Die Strecke führte dabei auf einer Zwischenetappe über 52,7 Kilometer auch über das berüchtigte Kopfsteinpflaster. Degenkolb verwies bei seinem Sieg den Tschechen Zdenek Stybar (Team Etixx-QuickStep) und den Belgier Greg van Avermaet (BMC) auf die Plätze.

Den bislang einzigen deutschen Sieg hatte Josef Fischer lange zuvor im Jahre 1896 bei der Premiere errungen. 2014 hatte Degenkolb bei Paris-Roubaix schon Rang zwei belegt.

Zweiter Coup dieser Saison

Es war bereits Degenkolbs zweiter Coup in dieser Saison. Vor drei Wochen hatte der gebürtige Thüringer bereits bei Mailand-Sanremo gesiegt. Degenkolb ist erst der dritte Fahrer überhaupt, der diese beiden Radsport-Monumente innerhalb eines Jahres für sich entschieden hat. 1986 war dies zuletzt dem Iren Sean Kelly gelungen. Vor 107 Jahren schaffte dies zudem der Belgier Cyrille Van Hauwaert.

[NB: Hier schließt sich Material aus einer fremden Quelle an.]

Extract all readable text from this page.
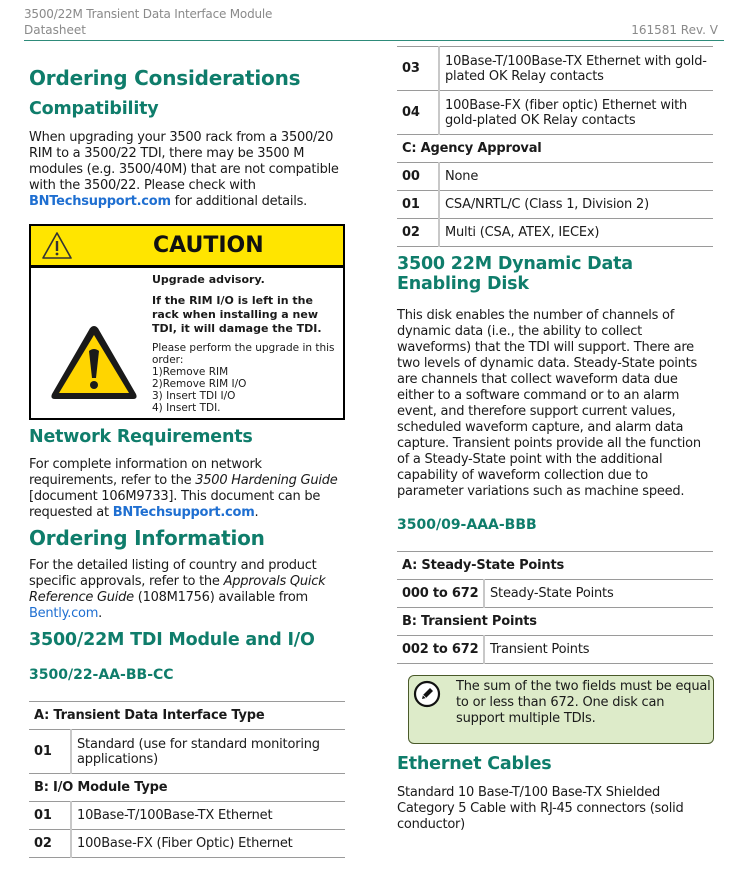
3500/22M Transient Data Interface Module
Datasheet	161581 Rev. V
Ordering Considerations
Compatibility

When upgrading your 3500 rack from a 3500/20 RIM to a 3500/22 TDI, there may be 3500 M modules (e.g. 3500/40M) that are not compatible with the 3500/22. Please check with BNTechsupport.com for additional details.

CAUTION
Upgrade advisory.
If the RIM I/O is left in the rack when installing a new TDI, it will damage the TDI.
Please perform the upgrade in this order:
1)Remove RIM
2)Remove RIM I/O
3) Insert TDI I/O
4) Insert TDI.
Network Requirements

For complete information on network requirements, refer to the 3500 Hardening Guide [document 106M9733]. This document can be requested at BNTechsupport.com.

Ordering Information

For the detailed listing of country and product specific approvals, refer to the Approvals Quick Reference Guide (108M1756) available from Bently.com.

3500/22M TDI Module and I/O
3500/22-AA-BB-CC
A: Transient Data Interface Type	
01	Standard (use for standard monitoring applications)
B: I/O Module Type	
01	10Base-T/100Base-TX Ethernet
02	100Base-FX (Fiber Optic) Ethernet
03	10Base-T/100Base-TX Ethernet with gold-plated OK Relay contacts
04	100Base-FX (fiber optic) Ethernet with gold-plated OK Relay contacts
C: Agency Approval	
00	None
01	CSA/NRTL/C (Class 1, Division 2)
02	Multi (CSA, ATEX, IECEx)
3500 22M Dynamic Data Enabling Disk

This disk enables the number of channels of dynamic data (i.e., the ability to collect waveforms) that the TDI will support. There are two levels of dynamic data. Steady-State points are channels that collect waveform data due either to a software command or to an alarm event, and therefore support current values, scheduled waveform capture, and alarm data capture. Transient points provide all the function of a Steady-State point with the additional capability of waveform collection due to parameter variations such as machine speed.

3500/09-AAA-BBB
A: Steady-State Points	
000 to 672	Steady-State Points
B: Transient Points	
002 to 672	Transient Points
The sum of the two fields must be equal to or less than 672. One disk can support multiple TDIs.
Ethernet Cables

Standard 10 Base-T/100 Base-TX Shielded Category 5 Cable with RJ-45 connectors (solid conductor)
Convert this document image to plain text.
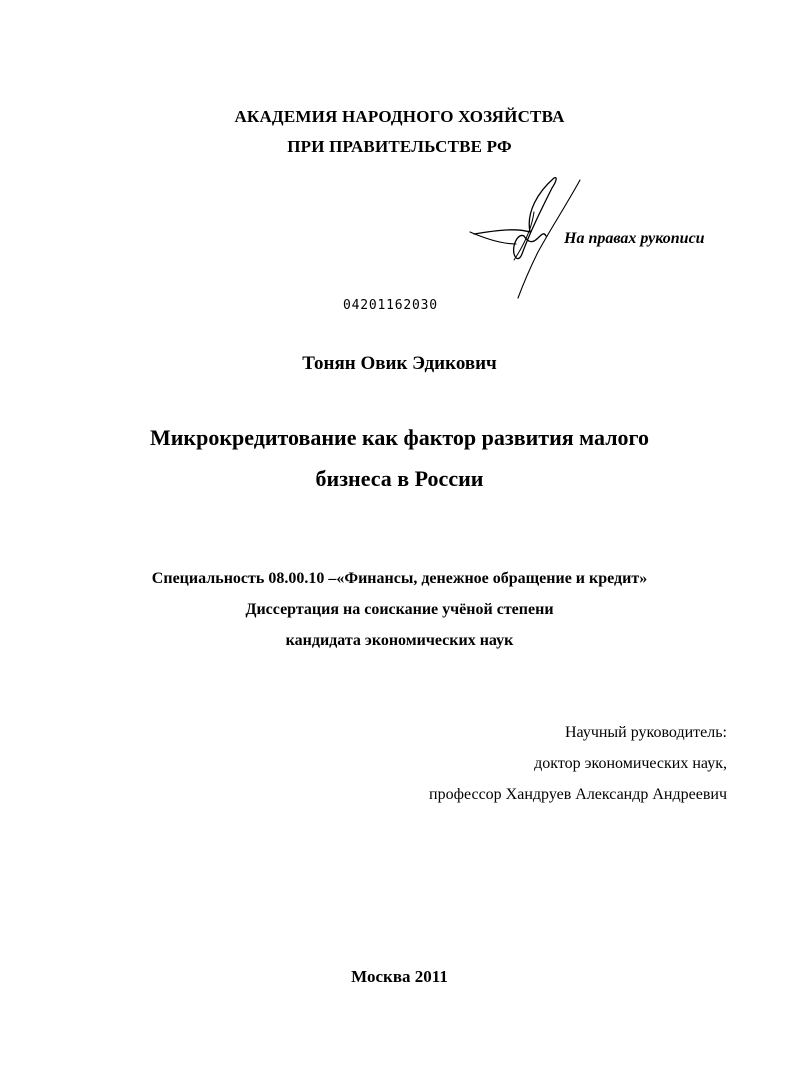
АКАДЕМИЯ НАРОДНОГО ХОЗЯЙСТВА
ПРИ ПРАВИТЕЛЬСТВЕ РФ
На правах рукописи
04201162030
Тонян Овик Эдикович
Микрокредитование как фактор развития малого
бизнеса в России
Специальность 08.00.10 –«Финансы, денежное обращение и кредит»
Диссертация на соискание учёной степени
кандидата экономических наук
Научный руководитель:
доктор экономических наук,
профессор Хандруев Александр Андреевич
Москва 2011
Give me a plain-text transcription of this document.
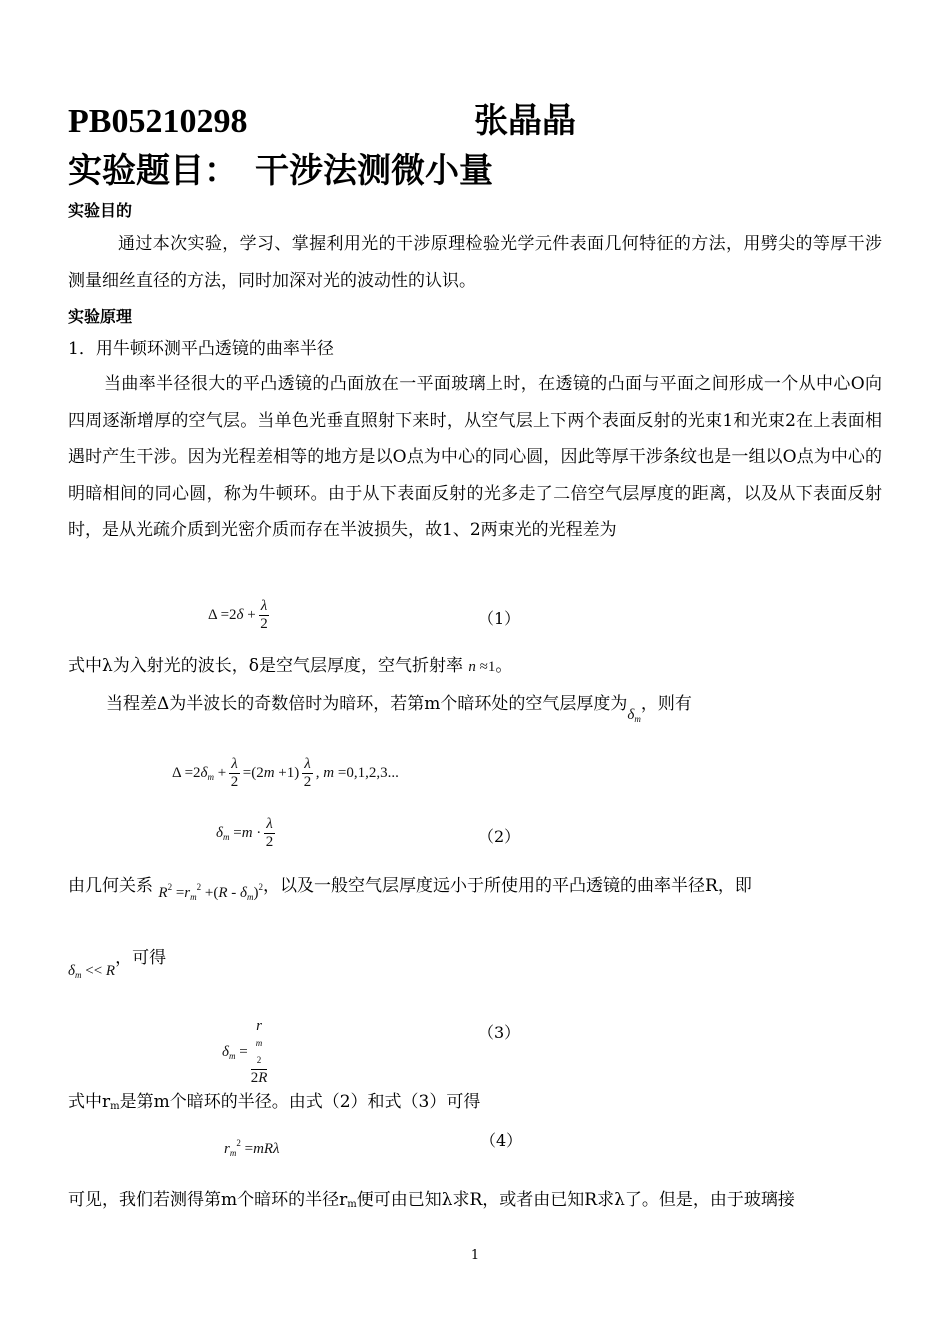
PB05210298	张晶晶
实验题目：　干涉法测微小量
实验目的
通过本次实验，学习、掌握利用光的干涉原理检验光学元件表面几何特征的方法，用劈尖的等厚干涉测量细丝直径的方法，同时加深对光的波动性的认识。
实验原理
1．用牛顿环测平凸透镜的曲率半径
当曲率半径很大的平凸透镜的凸面放在一平面玻璃上时，在透镜的凸面与平面之间形成一个从中心O向四周逐渐增厚的空气层。当单色光垂直照射下来时，从空气层上下两个表面反射的光束1和光束2在上表面相遇时产生干涉。因为光程差相等的地方是以O点为中心的同心圆，因此等厚干涉条纹也是一组以O点为中心的明暗相间的同心圆，称为牛顿环。由于从下表面反射的光多走了二倍空气层厚度的距离，以及从下表面反射时，是从光疏介质到光密介质而存在半波损失，故1、2两束光的光程差为
$\Delta =2\delta + \frac{\lambda}{2}$	（1）
式中λ为入射光的波长，δ是空气层厚度，空气折射率 n ≈1。
当程差Δ为半波长的奇数倍时为暗环，若第m个暗环处的空气层厚度为$\delta_m$，则有
$\Delta =2\delta_m + \frac{\lambda}{2} =(2m +1) \frac{\lambda}{2}$ , m =0,1,2,3...
$\delta_m =m \cdot \frac{\lambda}{2}$	（2）
由几何关系 $R^2 =r_m^2 +(R - \delta_m)^2$，以及一般空气层厚度远小于所使用的平凸透镜的曲率半径R，即
$\delta_m << R$，可得
$\delta_m = r$
m
2
2R	（3）
式中rm是第m个暗环的半径。由式（2）和式（3）可得
$r_m^2 =mR\lambda$	（4）
可见，我们若测得第m个暗环的半径rm便可由已知λ求R，或者由已知R求λ了。但是，由于玻璃接
1
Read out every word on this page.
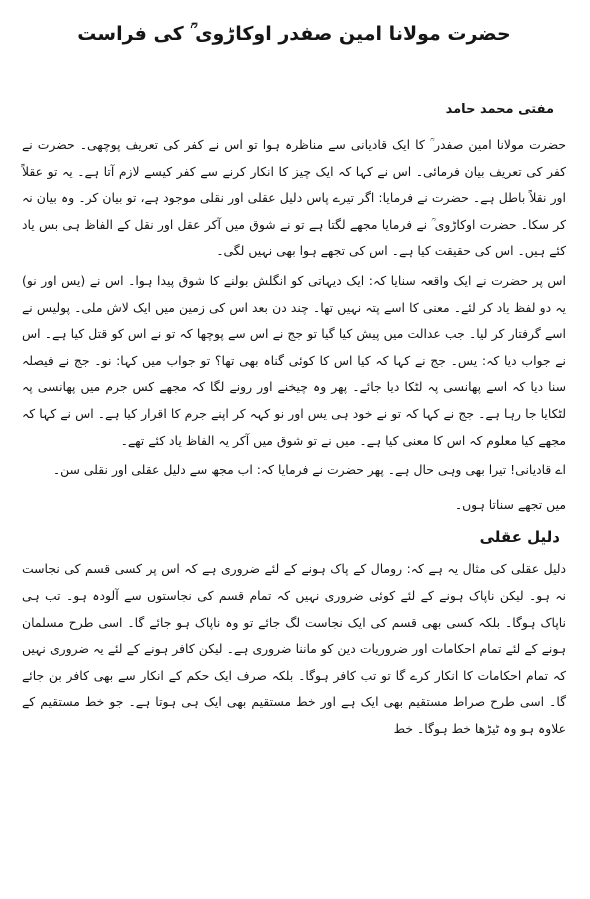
حضرت مولانا امین صفدر اوکاڑوی ؒ کی فراست
مفتی محمد حامد

حضرت مولانا امین صفدر ؒ کا ایک قادیانی سے مناظرہ ہوا تو اس نے کفر کی تعریف پوچھی۔ حضرت نے کفر کی تعریف بیان فرمائی۔ اس نے کہا کہ ایک چیز کا انکار کرنے سے کفر کیسے لازم آتا ہے۔ یہ تو عقلاً اور نقلاً باطل ہے۔ حضرت نے فرمایا: اگر تیرے پاس دلیل عقلی اور نقلی موجود ہے، تو بیان کر۔ وہ بیان نہ کر سکا۔ حضرت اوکاڑوی ؒ نے فرمایا مجھے لگتا ہے تو نے شوق میں آکر عقل اور نقل کے الفاظ ہی بس یاد کئے ہیں۔ اس کی حقیقت کیا ہے۔ اس کی تجھے ہوا بھی نہیں لگی۔

اس پر حضرت نے ایک واقعہ سنایا کہ: ایک دیہاتی کو انگلش بولنے کا شوق پیدا ہوا۔ اس نے (یس اور نو) یہ دو لفظ یاد کر لئے۔ معنی کا اسے پتہ نہیں تھا۔ چند دن بعد اس کی زمین میں ایک لاش ملی۔ پولیس نے اسے گرفتار کر لیا۔ جب عدالت میں پیش کیا گیا تو جج نے اس سے پوچھا کہ تو نے اس کو قتل کیا ہے۔ اس نے جواب دیا کہ: یس۔ جج نے کہا کہ کیا اس کا کوئی گناہ بھی تھا؟ تو جواب میں کہا: نو۔ جج نے فیصلہ سنا دیا کہ اسے پھانسی پہ لٹکا دیا جائے۔ پھر وہ چیخنے اور رونے لگا کہ مجھے کس جرم میں پھانسی پہ لٹکایا جا رہا ہے۔ جج نے کہا کہ تو نے خود ہی یس اور نو کہہ کر اپنے جرم کا اقرار کیا ہے۔ اس نے کہا کہ مجھے کیا معلوم کہ اس کا معنی کیا ہے۔ میں نے تو شوق میں آکر یہ الفاظ یاد کئے تھے۔

اے قادیانی! تیرا بھی وہی حال ہے۔ پھر حضرت نے فرمایا کہ: اب مجھ سے دلیل عقلی اور نقلی سن۔

میں تجھے سناتا ہوں۔

دلیل عقلی

دلیل عقلی کی مثال یہ ہے کہ: رومال کے پاک ہونے کے لئے ضروری ہے کہ اس پر کسی قسم کی نجاست نہ ہو۔ لیکن ناپاک ہونے کے لئے کوئی ضروری نہیں کہ تمام قسم کی نجاستوں سے آلودہ ہو۔ تب ہی ناپاک ہوگا۔ بلکہ کسی بھی قسم کی ایک نجاست لگ جائے تو وہ ناپاک ہو جائے گا۔ اسی طرح مسلمان ہونے کے لئے تمام احکامات اور ضروریات دین کو ماننا ضروری ہے۔ لیکن کافر ہونے کے لئے یہ ضروری نہیں کہ تمام احکامات کا انکار کرے گا تو تب کافر ہوگا۔ بلکہ صرف ایک حکم کے انکار سے بھی کافر بن جائے گا۔ اسی طرح صراط مستقیم بھی ایک ہے اور خط مستقیم بھی ایک ہی ہوتا ہے۔ جو خط مستقیم کے علاوہ ہو وہ ٹیڑھا خط ہوگا۔ خط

Degenkolb: "Habe davon geträumt"

Degenkolb hatte im Sprint einer Spitzengruppe das größte Stehvermögen, nachdem er zuvor eine Attacke von Van Avermaet eindrucksvoll gekontert hatte. Degenkolb war unglaublich wachsam, an den Schlüsselstellen immer präsent und stark genug, um alle Versuche seiner Gegner, ihn abzuhängen, zu beantworten.

"Das ist es, wovon ich immer geträumt habe. Ich musste so hart arbeiten, ich kann es kaum glauben", sagte er mit Freudentränen in den Augen und dreckverschmiertem Gesicht. Kurz darauf durfte er die Pflasterstein-Trophäe entgegennehmen und sich über 30.000 Euro Preisgeld freuen.

Kein Happy End gab es dagegen für Olympiasieger Bradley Wiggins, der in Roubaix seine Straßenradkarriere beendete und künftig wieder auf der Bahn fährt. Flandern-Triumphator Alexander Kristoff, der besonders hoch gehandelt worden war, landete auf Rang zehn. Das Rennen war anders als in den Jahren, in denen die diesmal verletzten Tom Boonen und Fabian Cancellara dominierten, bis ins Finale hinein offen.

Kittel ist begeistert

"Unser Team fährt clever und sieht stark aus. Wie großartig wäre noch ein Sieg für Johnny?", twitterte Top-Sprinter Marcel Kittel eingangs der Schlussphase, der die "Königin der Klassiker" wegen seines Trainingsrückstandes nur von der Couch aus verfolgen konnte. Und sein Teamkollege machte aus dem Wunsch kurz darauf Realität.

Degenkolb, der mit Frau und Sohn zu seinem Lieblingsrennen gekommen war und diese im Ziel innig herzte, hatte sich am Vormittag betont locker gegeben, schließlich war mit dem Erfolg in Sanremo das Mindestziel schon längst erreicht. "Ich spüre wenig Druck, weil wir schon einen großen Sieg haben", sagte er.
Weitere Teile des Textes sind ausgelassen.